Example 2 Comparative Example 2 is repeated except that the poison in the purge is not reintroduced with the recovered rhodium. After 1000 hours the heavies concentration has reached steady state

at approximately 50 wt%. The olefin conversion levels out but continues a small decline for a further 5000 hours. After 5000 hours steady state is achieved as illustrated in Figure 6 Comparative Example 3 Comparative Example 1 is repeated, however in addition to heavies forming as a result of aldol condensation reactions, the feed contains 0.1 wt% involatile material. As a result the level of heavies in the recycle increases more rapidly than shown in Comparative Example 1. In this example the maximum allowable heavies concentration is exceeded after only 200 hours as illustrated in Figure 7.

Example 3 Example 1 is repeated with a feed containing 0.1 wt% involatile material and an increased purge rate of 0.4 wt%. As illustrated in Figure 8 the heavies in the recycle reaches a stable maximum of approximately 50 wt% after 1000 hours.
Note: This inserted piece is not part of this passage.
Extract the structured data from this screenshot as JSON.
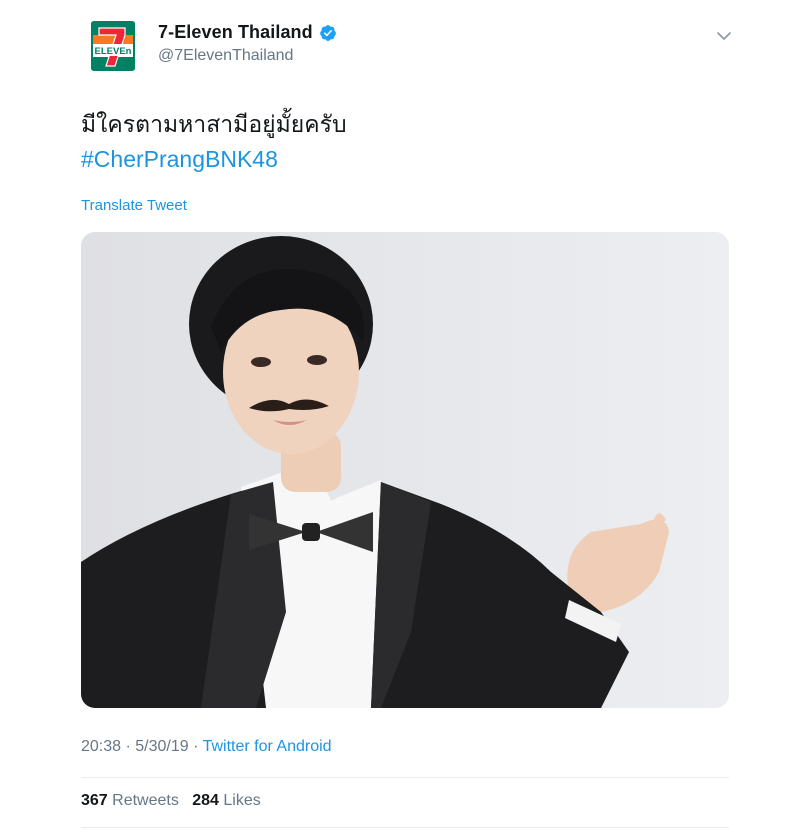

Example 4 A solution of hexene (50 ml) in texanol (50ml) was hydroformylated to extinction using a catalyst prepared from 0.1 mmol of Rhodium (acac) (CO) 2 and 0.6 mmol of a bidentate phosphite of the formula (ArO) 2P (OAr-ArO) P (OAr) 2 where Ar represents various aryl functional groups. Amberlyst DPT-1 was then added to the autoclave (8g, dry weight). After stirring at 65°C for 1 hour the concentration of rhodium in solution had dropped to 25 ppm. The autoclave was then pressurised to 1000 psig with hydrogen and cooled to room temperature.

After 18 hours the concentration of rhodium in solution had increased to 75 ppm.